More than a year after the closing of the 2019 Venice Biennale, the recovered migrant ship remains in the Arsenale, Venice’s historic shipyard and one of the exhibition’s main venues.
The vessel was recovered from the bottom of the Mediterranean by the Italian Navy in June of 2016. The municipality of Augusta then agreed to lend the ship to Büchel if he returns it after one year.
“Starting in November 2019, we have repeatedly asked Christoph Büchel and his gallery Hauser & Wirth, to respect the commitment the artist made to return [the boat] to its owner, the municipality of Augusta in Sicily, which loaned it to Büchel,” the Venice Biennale said in a statement.
Hauser & Wirth has not yet responded to Hyperallergic’s request for comment.
“Unfortunately the Biennale and our municipality are involved in a dispute with Büchel for the return of the boat to Augusta,” the Sicilian town’s mayor, Giuseppe Di Mare, told the Art Newspaper. “We are in constant contact with the director of the Biennale to resolve this matter without resorting to further action.”
The Italian newspaper La Repubblica reported that Büchel is currently involved in a separate legal dispute with the company that shipped the boat from Sicily to Venice. Büchel is reportedly seeking compensation for damages caused to the vessel’s metal cradle during the shipment. According to the report, he unsuccessfully tried to recoup costs from the Biennale’s insurance policy.
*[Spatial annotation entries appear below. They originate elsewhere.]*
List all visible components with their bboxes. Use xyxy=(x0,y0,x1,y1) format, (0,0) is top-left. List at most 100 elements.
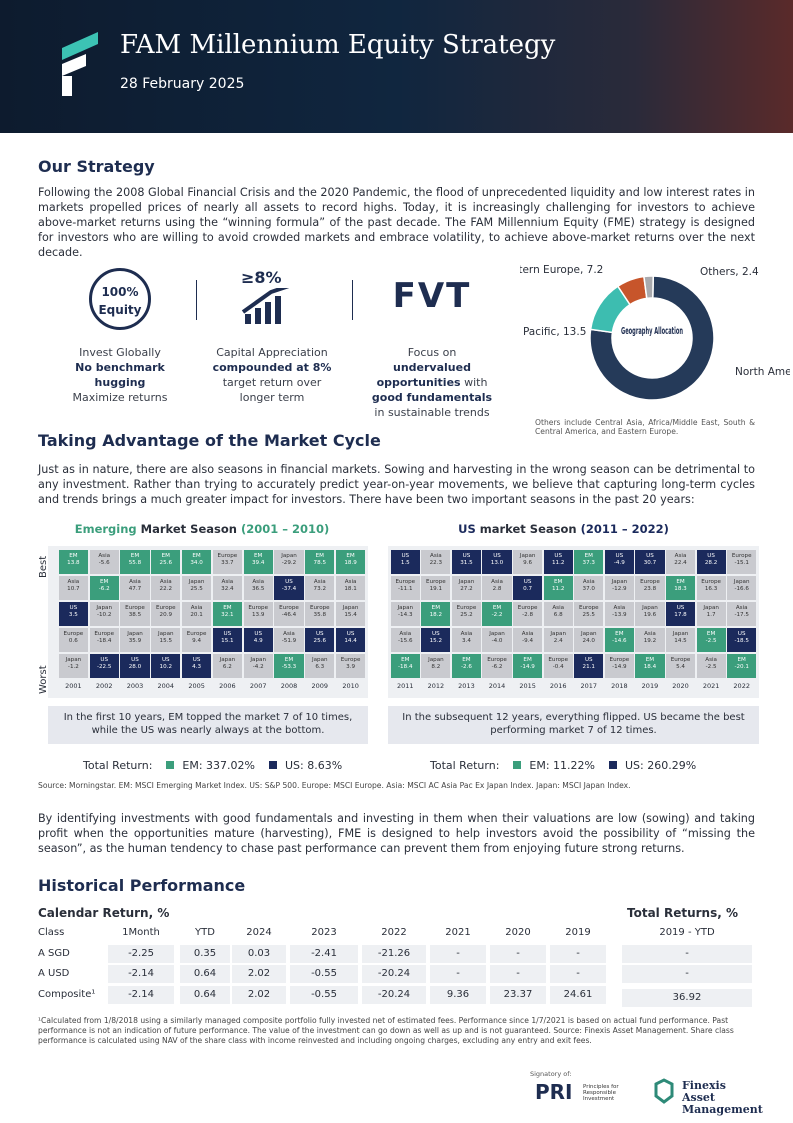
cell-label: Japan xyxy=(219,657,236,663)
table-cell: A SGD xyxy=(38,948,70,959)
cell-value: 1.5 xyxy=(400,560,410,566)
column-header: 2021 xyxy=(445,927,471,938)
table-cell: 23.37 xyxy=(490,986,546,1004)
best-label: Best xyxy=(38,555,49,578)
caption: In the first 10 years, EM topped the mar… xyxy=(48,706,368,744)
cell-label: Europe xyxy=(701,579,721,585)
cell-value: -2.5 xyxy=(705,638,717,644)
table-cell: - xyxy=(430,945,486,963)
cell: EM 18.9 xyxy=(335,550,366,574)
cell-value: 4.9 xyxy=(253,638,263,644)
cell: Asia 2.8 xyxy=(482,576,512,600)
year-label: 2022 xyxy=(733,682,750,690)
cell: Asia -13.9 xyxy=(604,602,634,626)
cell-label: Asia xyxy=(283,631,295,637)
company-logo xyxy=(654,1078,674,1104)
cell-value: 24.0 xyxy=(582,638,595,644)
cell-label: Asia xyxy=(521,631,534,637)
cell: US 30.7 xyxy=(635,550,665,574)
total-text: Total Return: xyxy=(430,759,500,772)
column-header: Class xyxy=(38,927,65,938)
text-segment: with xyxy=(460,376,488,389)
cell-label: Europe xyxy=(309,605,330,611)
subheading: Calendar Return, % xyxy=(38,906,170,920)
cell-label: Europe xyxy=(731,553,752,559)
cell-label: EM xyxy=(554,579,563,585)
cell-label: Japan xyxy=(519,553,536,559)
cell-value: 47.7 xyxy=(128,586,142,592)
table-cell: 0.64 xyxy=(180,986,230,1004)
cell-label: Japan xyxy=(281,553,297,559)
cell-value: -2.6 xyxy=(460,664,472,670)
cell-label: EM xyxy=(523,657,532,663)
cell: Japan -10.2 xyxy=(89,602,119,626)
table-cell: -20.24 xyxy=(362,986,426,1004)
cell-value: 78.5 xyxy=(313,560,327,566)
cell-label: Europe xyxy=(487,657,507,663)
cell-value: 13.9 xyxy=(251,612,265,618)
table-cell: 2.02 xyxy=(232,986,286,1004)
cell-label: Asia xyxy=(159,579,172,585)
text-segment: Focus on xyxy=(407,346,457,359)
cell-value: 20.9 xyxy=(159,612,173,618)
cell-label: EM xyxy=(431,605,441,611)
cell-label: Japan xyxy=(489,631,505,637)
column-header: YTD xyxy=(195,927,215,938)
cell-value: 5.4 xyxy=(676,664,685,670)
table-cell: 2.02 xyxy=(232,965,286,983)
cell-value: -29.2 xyxy=(281,560,297,566)
cell-label: Asia xyxy=(98,553,111,559)
cell-label: Japan xyxy=(96,605,112,611)
text-segment: Maximize returns xyxy=(72,391,168,404)
company: Finexis Asset Management xyxy=(682,1079,763,1116)
text-segment: undervalued opportunities xyxy=(376,361,471,389)
text-segment: compounded at 8% xyxy=(212,361,332,374)
table-cell: - xyxy=(490,965,546,983)
cell: Japan 1.7 xyxy=(696,602,726,626)
total-text: US: 8.63% xyxy=(285,759,343,772)
cell: Europe 20.9 xyxy=(151,602,181,626)
year-label: 2007 xyxy=(249,682,267,690)
cell-value: 18.3 xyxy=(674,586,687,592)
year-label: 2015 xyxy=(519,682,536,690)
cell-value: -10.2 xyxy=(96,612,112,618)
cell: Japan 27.2 xyxy=(451,576,482,600)
pillar-text: Focus on undervalued opportunities with … xyxy=(367,345,497,420)
slice-label: Asia Pacific, 13.5 xyxy=(520,326,586,338)
cell: EM -20.1 xyxy=(727,654,757,678)
cell-value: -14.9 xyxy=(612,664,627,670)
cell: Japan 35.9 xyxy=(120,628,150,652)
heading: Taking Advantage of the Market Cycle xyxy=(38,431,381,450)
cell-value: -9.4 xyxy=(522,638,534,644)
divider xyxy=(352,280,353,320)
cell-label: EM xyxy=(69,553,78,559)
cell: Asia 19.2 xyxy=(635,628,665,652)
cell-label: Europe xyxy=(456,605,477,611)
badge-text: ≥8% xyxy=(241,268,282,287)
cell-value: 73.2 xyxy=(313,586,327,592)
total-text: US: 260.29% xyxy=(625,759,697,772)
cell: US 14.4 xyxy=(335,628,366,652)
cell-label: EM xyxy=(492,605,502,611)
table-cell: - xyxy=(490,945,546,963)
column-header: 2022 xyxy=(381,927,407,938)
cell-value: 11.2 xyxy=(551,560,565,566)
cell-value: 4.3 xyxy=(192,664,202,670)
cell-value: -46.4 xyxy=(281,612,297,618)
cell-label: US xyxy=(131,657,139,663)
cell: US 25.6 xyxy=(305,628,335,652)
cell-value: 14.5 xyxy=(674,638,687,644)
table-cell: 0.35 xyxy=(180,945,230,963)
cell-value: -37.4 xyxy=(281,586,297,592)
cell-value: -2.5 xyxy=(705,664,717,670)
table-cell: 0.64 xyxy=(180,965,230,983)
cell: Japan 24.0 xyxy=(574,628,604,652)
year-label: 2017 xyxy=(580,682,598,690)
title-segment: US xyxy=(458,522,476,536)
total-text: Total Return: xyxy=(83,759,153,772)
cell: EM 34.0 xyxy=(181,550,212,574)
badge-text: FVT xyxy=(392,276,472,316)
cell-label: Japan xyxy=(672,631,689,637)
cell-value: 15.5 xyxy=(159,638,173,644)
cell: Asia 47.7 xyxy=(120,576,150,600)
“Presenting the wrecked ship at the Biennale would never have been permitted had not Christoph Büchel agreed to be responsible for the costs of returning it after the exhibition,” said Ralph Rugoff, the curator of the 2019 Venice Biennale, in a statement to the Art Newspaper. “Christoph spoke often of his desire to bring the boat to Brussels as a way of calling attention to the EU’s role in the immigration crisis, and I certainly hope he finds a way to do this but in the meantime he and his supporters should fulfill his agreement to return the boat to its legal home.”